Una grasa. Protección constante en todo su rango operativo
Grasa de alto rendimiento para rodamientos en condiciones variables
Garantizar la disponibilidad y confiabilidad de sus activos críticos es una prioridad constante. Los objetivos de producción siguen aumentando. Las exigencias en eficiencia, seguridad y control de costos crecen con ellos. Cada parada no planificada implica menor producción y mayores costos.
Sin embargo, en la mayoría de las plantas, la relubricación frecuente se considera normal, la reposición periódica de rodamientos se acepta como parte del proceso, y el aumento de la actividad de mantenimiento se ve como el costo de mantener la producción en marcha. La mayoría de los equipos de mantenimiento se ha adaptado a estos patrones. La pregunta es si realmente es necesario.
Cuando los activos requieren atención constante y los intervalos de lubricación son más cortos de lo esperado, esto no necesariamente indica confiabilidad. Puede indicar que la estrategia de lubricación no está alineada con las demandas reales del equipo.
La lubricación subóptima es uno de los factores más subestimados en la falla de rodamientos y en las paradas no planificadas en instalaciones industriales. Según SKF, el 56% de las fallas prematuras de rodamientos están directamente relacionadas con una lubricación deficiente, y entre el 15% y el 40% del gasto total de mantenimiento está influenciado por prácticas de lubricación inadecuadas. El costo no está en el lubricante en sí, que normalmente representa solo entre el 1% y el 3% del presupuesto de mantenimiento. Está en la mano de obra, los repuestos, la energía y la pérdida de producción que genera una mala lubricación. Ahí es donde está la verdadera exposición.

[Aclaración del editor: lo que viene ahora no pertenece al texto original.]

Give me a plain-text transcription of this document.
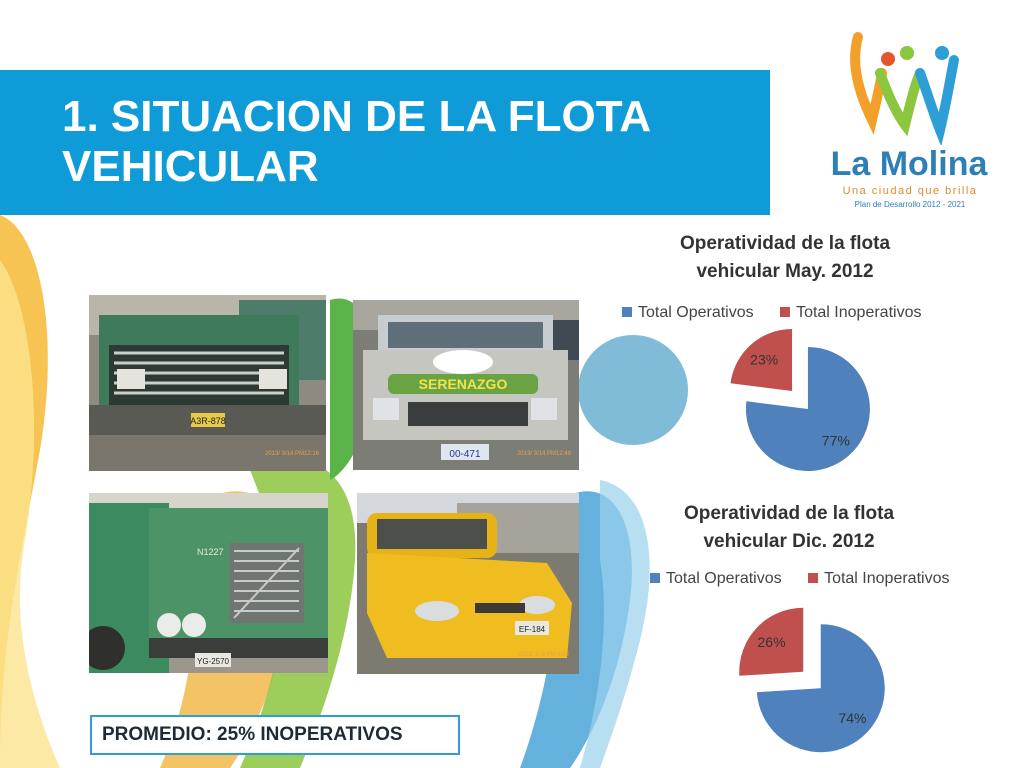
1. SITUACION DE LA FLOTA VEHICULAR	La Molina
Una ciudad que brilla
Plan de Desarrollo 2012 - 2021
A3R-878
2013/ 3/14 PM12:16
SERENAZGO
00-471	2013/ 3/14 PM12:49
N1227
YG-2570
EF-184
2013/ 3/ 8 PM 6:02
Operatividad de la flota vehicular May. 2012
Total Operativos	Total Inoperativos
77%
23%
Operatividad de la flota vehicular Dic. 2012
Total Operativos	Total Inoperativos
74%
26%
PROMEDIO: 25% INOPERATIVOS
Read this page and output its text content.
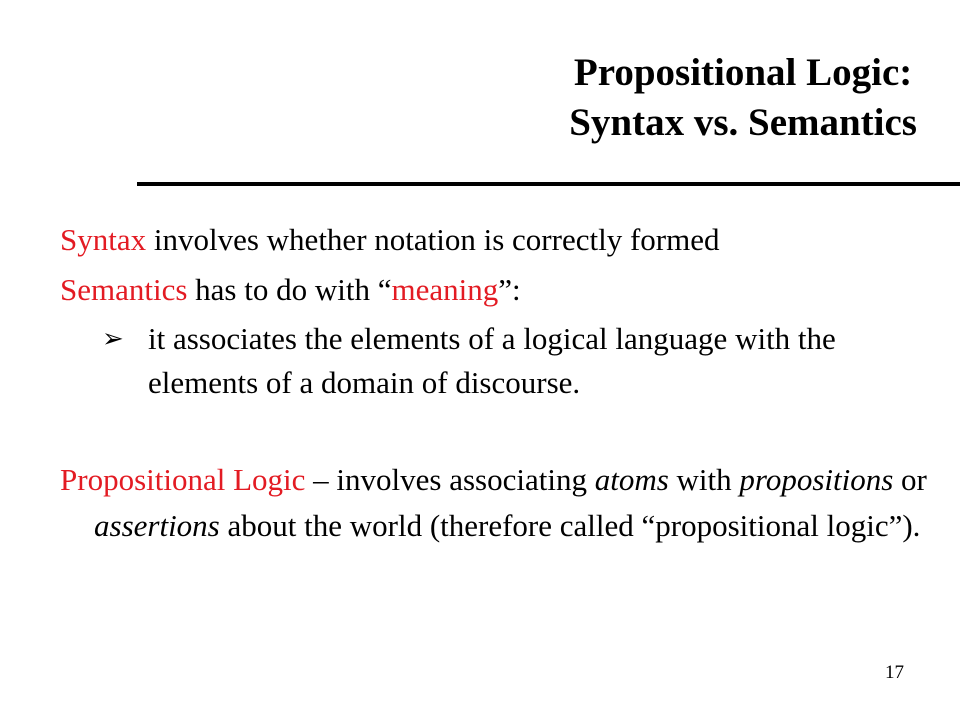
Propositional Logic:
Syntax vs. Semantics

Syntax involves whether notation is correctly formed

Semantics has to do with “meaning”:

➢ it associates the elements of a logical language with the elements of a domain of discourse.

Propositional Logic – involves associating atoms with propositions or assertions about the world (therefore called “propositional logic”).

17
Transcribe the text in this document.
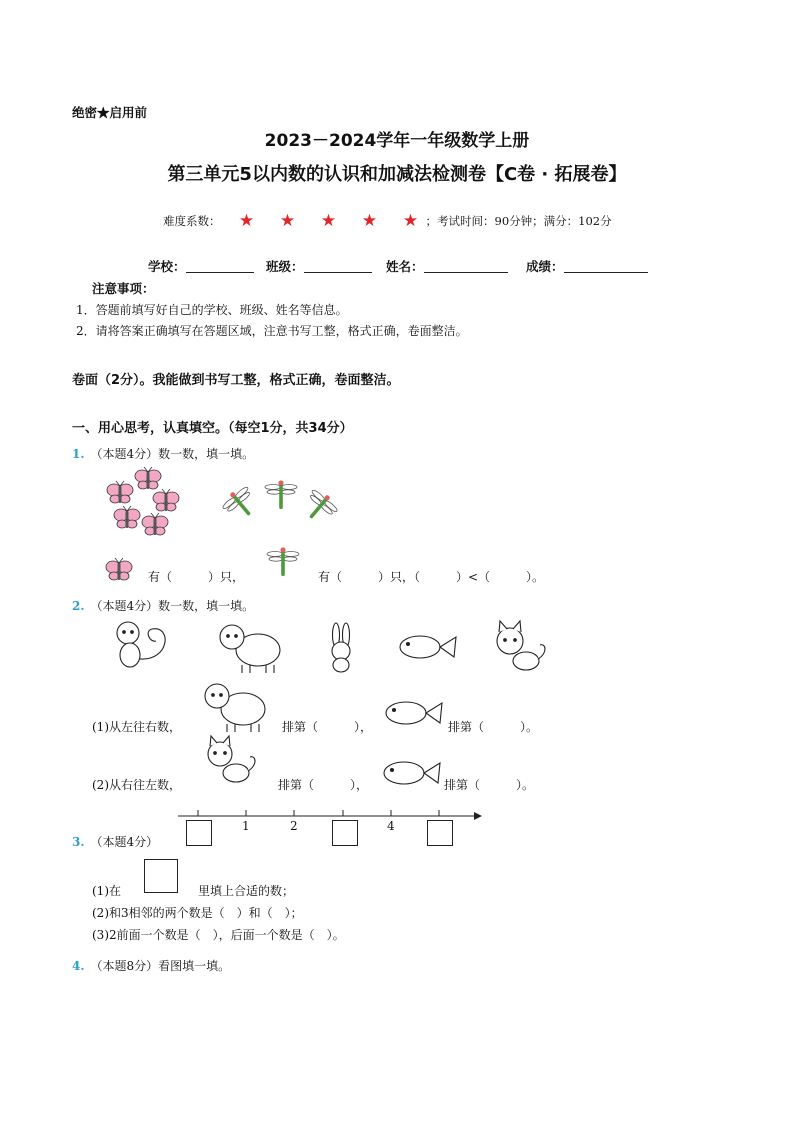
绝密★启用前
2023－2024学年一年级数学上册
第三单元5以内数的认识和加减法检测卷【C卷 · 拓展卷】
难度系数：	★	★	★	★	★ ；考试时间：90分钟；满分：102分
学校：	班级：	姓名：	成绩：
注意事项：
1．答题前填写好自己的学校、班级、姓名等信息。
2．请将答案正确填写在答题区域，注意书写工整，格式正确，卷面整洁。
卷面（2分）。我能做到书写工整，格式正确，卷面整洁。
一、用心思考，认真填空。（每空1分，共34分）
1. （本题4分）数一数，填一填。
有（　　　）只，	有（　　　）只，（　　　）<（　　　）。
2. （本题4分）数一数，填一填。
(1)从左往右数，	排第（　　　），	排第（　　　）。
(2)从右往左数，	排第（　　　），	排第（　　　）。
1	2	4
3. （本题4分）
(1)在	里填上合适的数；
(2)和3相邻的两个数是（　）和（　）；
(3)2前面一个数是（　），后面一个数是（　）。
4. （本题8分）看图填一填。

¿Reconoce estos síntomas en su planta?
Los síntomas más comunes de una estrategia de lubricación mal ajustada no son fallas dramáticas. Son patrones que se vuelven aceptados como normales: intervalos de lubricación más cortos que los especificados por el fabricante, ciclos de reposición de rodamientos recurrentes y algo predecibles, temperaturas de operación elevadas y en aumento gradual, y una demanda de mantenimiento que sigue creciendo sin una causa raíz clara. En conjunto, indican una estrategia de lubricación no alineada con las condiciones reales de operación.
Estos patrones son particularmente comunes donde las velocidades varían, las cargas fluctúan con el nivel de producción y los ciclos de arranque y parada son frecuentes. Si reconoce más de uno de ellos, vale la pena investigar la causa antes del próximo reemplazo programado.
En la mayoría de los casos, la causa raíz no está en el equipo de mantenimiento ni en el equipamiento. Está en un desajuste entre la grasa utilizada y todo el rango de condiciones que esa grasa debe soportar.
¿Por qué una buena grasa pierde desempeño en condiciones operativas variables?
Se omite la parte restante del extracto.